BRASÍLIA - A liquidação extrajudicial do Will Bank, decretada pelo Banco Central (BC) nesta quarta-feira, 21, deve aumentar a conta a ser paga pelo Fundo Garantidor de Créditos (FGC) no caso do Banco Master, dos atuais R$ 40,6 bilhões para um número mais próximo de R$ 48 bilhões.

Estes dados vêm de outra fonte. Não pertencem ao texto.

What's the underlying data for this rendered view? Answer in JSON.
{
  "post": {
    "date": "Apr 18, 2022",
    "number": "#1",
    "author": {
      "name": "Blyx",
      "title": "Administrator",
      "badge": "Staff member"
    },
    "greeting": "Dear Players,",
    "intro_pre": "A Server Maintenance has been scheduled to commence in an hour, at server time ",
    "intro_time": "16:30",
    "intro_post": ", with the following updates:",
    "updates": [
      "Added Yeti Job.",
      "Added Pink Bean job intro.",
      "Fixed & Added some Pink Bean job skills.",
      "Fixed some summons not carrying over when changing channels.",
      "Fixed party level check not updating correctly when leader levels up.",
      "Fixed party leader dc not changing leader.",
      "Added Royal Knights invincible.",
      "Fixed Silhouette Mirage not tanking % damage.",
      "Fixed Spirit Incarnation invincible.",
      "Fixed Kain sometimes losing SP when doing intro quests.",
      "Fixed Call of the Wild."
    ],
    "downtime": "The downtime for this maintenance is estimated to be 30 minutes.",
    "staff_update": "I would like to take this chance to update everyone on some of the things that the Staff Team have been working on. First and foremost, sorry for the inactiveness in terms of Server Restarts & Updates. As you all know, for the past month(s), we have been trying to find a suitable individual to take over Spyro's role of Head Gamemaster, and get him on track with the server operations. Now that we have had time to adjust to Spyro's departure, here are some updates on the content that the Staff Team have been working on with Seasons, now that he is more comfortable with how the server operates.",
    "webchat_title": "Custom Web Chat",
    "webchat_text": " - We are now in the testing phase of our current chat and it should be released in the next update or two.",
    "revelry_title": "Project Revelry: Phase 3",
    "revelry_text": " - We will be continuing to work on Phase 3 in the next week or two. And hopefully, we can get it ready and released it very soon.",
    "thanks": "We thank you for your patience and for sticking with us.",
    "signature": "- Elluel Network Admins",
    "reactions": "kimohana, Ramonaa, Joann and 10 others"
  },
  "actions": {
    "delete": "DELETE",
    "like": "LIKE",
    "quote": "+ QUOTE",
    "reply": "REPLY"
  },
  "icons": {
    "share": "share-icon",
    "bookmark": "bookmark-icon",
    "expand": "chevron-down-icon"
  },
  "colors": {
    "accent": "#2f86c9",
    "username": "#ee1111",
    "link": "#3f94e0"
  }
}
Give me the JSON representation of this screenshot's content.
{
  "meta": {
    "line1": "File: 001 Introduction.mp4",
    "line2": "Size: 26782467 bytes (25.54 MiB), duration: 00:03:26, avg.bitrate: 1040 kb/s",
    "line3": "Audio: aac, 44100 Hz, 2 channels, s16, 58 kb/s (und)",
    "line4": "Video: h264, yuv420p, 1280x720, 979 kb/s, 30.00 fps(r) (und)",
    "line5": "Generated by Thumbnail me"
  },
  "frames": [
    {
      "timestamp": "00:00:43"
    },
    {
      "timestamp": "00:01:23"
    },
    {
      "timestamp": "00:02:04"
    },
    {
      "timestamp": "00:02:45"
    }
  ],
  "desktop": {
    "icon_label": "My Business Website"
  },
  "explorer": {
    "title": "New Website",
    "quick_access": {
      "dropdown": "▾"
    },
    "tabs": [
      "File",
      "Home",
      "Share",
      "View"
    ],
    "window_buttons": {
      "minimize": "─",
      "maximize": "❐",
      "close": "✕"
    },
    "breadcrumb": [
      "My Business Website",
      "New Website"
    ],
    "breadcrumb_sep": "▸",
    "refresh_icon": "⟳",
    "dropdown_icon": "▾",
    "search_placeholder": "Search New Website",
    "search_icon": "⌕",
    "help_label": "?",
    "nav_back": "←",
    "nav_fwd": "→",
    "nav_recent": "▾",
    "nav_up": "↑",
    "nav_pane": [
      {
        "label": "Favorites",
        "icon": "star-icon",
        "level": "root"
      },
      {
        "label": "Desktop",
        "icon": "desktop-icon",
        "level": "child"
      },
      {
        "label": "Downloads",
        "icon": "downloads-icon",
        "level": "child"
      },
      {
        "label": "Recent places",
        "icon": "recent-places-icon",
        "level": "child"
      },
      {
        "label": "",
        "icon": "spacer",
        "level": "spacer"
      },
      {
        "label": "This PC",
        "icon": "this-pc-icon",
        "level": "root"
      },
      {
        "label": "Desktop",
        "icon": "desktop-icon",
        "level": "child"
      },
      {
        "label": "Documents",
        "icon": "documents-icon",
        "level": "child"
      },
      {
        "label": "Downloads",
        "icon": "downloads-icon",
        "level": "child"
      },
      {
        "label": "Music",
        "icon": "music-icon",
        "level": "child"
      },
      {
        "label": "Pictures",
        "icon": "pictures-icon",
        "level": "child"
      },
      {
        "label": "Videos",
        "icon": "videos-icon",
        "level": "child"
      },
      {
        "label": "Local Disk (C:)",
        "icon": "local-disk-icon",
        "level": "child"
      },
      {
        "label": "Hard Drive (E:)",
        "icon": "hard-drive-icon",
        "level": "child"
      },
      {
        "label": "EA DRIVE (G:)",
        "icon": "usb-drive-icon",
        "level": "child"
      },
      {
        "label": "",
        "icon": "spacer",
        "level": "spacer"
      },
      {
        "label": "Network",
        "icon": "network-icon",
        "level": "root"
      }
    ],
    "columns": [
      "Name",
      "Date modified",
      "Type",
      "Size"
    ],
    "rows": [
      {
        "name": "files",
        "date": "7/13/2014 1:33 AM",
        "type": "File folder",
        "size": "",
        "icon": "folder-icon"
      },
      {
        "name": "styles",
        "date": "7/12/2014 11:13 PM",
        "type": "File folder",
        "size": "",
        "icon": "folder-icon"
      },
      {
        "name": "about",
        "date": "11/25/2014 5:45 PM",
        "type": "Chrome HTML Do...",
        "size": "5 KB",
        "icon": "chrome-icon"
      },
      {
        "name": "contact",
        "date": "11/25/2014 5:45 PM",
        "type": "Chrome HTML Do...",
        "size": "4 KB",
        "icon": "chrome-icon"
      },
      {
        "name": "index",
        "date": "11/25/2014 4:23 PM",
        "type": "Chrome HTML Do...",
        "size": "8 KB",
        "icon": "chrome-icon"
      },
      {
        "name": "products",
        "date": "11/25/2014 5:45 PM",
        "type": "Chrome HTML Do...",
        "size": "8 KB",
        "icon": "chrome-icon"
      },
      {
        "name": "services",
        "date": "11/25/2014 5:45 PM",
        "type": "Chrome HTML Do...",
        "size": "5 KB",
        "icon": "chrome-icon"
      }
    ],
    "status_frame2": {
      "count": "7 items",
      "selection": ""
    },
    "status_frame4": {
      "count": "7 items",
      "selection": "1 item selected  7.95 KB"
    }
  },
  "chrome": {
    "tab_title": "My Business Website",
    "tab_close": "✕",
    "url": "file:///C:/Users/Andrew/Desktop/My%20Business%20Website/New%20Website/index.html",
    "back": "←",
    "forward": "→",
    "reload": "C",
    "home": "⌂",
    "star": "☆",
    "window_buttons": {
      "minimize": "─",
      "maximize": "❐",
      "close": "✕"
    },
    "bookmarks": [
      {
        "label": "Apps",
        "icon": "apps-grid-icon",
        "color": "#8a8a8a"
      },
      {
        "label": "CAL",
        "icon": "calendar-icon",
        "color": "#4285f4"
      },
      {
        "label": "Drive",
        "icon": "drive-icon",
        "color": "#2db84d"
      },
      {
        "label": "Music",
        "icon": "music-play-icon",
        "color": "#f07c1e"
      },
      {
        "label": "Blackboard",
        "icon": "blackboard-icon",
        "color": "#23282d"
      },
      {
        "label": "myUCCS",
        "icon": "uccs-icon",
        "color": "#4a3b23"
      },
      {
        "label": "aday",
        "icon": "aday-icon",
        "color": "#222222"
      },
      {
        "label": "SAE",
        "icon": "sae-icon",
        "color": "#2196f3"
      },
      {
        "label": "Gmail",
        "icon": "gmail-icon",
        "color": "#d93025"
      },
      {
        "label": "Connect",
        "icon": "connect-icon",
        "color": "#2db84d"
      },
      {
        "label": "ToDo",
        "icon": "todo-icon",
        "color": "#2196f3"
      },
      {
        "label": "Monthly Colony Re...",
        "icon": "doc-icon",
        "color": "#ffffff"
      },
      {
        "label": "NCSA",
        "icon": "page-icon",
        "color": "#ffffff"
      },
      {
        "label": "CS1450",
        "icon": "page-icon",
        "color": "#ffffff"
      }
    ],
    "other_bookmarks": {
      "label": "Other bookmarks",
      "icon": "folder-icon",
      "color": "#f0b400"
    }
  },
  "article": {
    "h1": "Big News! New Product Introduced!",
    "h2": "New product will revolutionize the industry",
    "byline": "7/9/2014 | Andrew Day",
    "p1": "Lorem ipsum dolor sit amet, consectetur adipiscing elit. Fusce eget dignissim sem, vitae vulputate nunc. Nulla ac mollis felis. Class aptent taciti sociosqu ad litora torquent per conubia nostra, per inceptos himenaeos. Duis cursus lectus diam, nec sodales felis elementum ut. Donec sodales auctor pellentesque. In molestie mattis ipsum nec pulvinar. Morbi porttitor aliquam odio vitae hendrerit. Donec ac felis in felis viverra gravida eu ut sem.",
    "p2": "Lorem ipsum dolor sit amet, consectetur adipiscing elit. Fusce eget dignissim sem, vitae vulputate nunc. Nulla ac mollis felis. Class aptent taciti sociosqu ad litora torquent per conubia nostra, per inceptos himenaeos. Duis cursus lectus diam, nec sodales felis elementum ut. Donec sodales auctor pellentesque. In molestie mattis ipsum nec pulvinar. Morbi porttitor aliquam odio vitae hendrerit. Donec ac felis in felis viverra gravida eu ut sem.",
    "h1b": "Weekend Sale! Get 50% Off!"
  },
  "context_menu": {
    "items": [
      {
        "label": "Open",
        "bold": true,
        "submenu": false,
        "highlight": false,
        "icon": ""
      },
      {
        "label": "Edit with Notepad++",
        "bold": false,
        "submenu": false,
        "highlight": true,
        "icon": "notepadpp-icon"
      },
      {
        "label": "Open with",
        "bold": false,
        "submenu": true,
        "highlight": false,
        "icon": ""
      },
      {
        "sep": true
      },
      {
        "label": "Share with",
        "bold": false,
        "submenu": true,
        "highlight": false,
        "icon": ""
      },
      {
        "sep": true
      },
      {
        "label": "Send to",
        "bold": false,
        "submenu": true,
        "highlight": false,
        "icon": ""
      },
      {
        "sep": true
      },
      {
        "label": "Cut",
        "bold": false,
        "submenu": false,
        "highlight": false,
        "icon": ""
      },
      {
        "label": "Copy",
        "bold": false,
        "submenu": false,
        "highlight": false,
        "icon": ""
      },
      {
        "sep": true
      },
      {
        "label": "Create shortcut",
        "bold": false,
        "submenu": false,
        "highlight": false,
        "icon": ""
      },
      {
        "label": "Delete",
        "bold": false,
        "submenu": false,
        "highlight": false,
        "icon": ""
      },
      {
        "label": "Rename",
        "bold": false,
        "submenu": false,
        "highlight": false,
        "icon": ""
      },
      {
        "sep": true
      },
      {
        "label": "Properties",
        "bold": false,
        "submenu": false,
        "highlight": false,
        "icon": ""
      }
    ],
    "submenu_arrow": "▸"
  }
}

O Will Bank foi poupado em novembro, quando o BC decretou que a liquidação extrajudicial do Banco Master, seu controlador. Na época, havia a expectativa de se concretizar uma venda da empresa, o que levou à decretação do Regime Especial de Administração Temporária (Raet).
Um fundo havia demonstrado interesse em comprar a empresa. Mas, no curso das negociações, disse que só concretizaria a operação se recebesse um aporte de R$ 5,5 bilhões do FGC a fundo perdido. Essa solução representaria um menor custo para o fundo, mas é proibida. Isso a impediu de avançar.
Enquanto uma solução era negociada, a Mastercard anunciou, na terça-feira, 20, que parou de aceitar compras feitas por cartões de crédito do Will Bank, devido ao descumprimento das grades de pagamento. Isso tornou a liquidação "inevitável", como disse o BC em nota, dado o esgotamento de recursos do Will.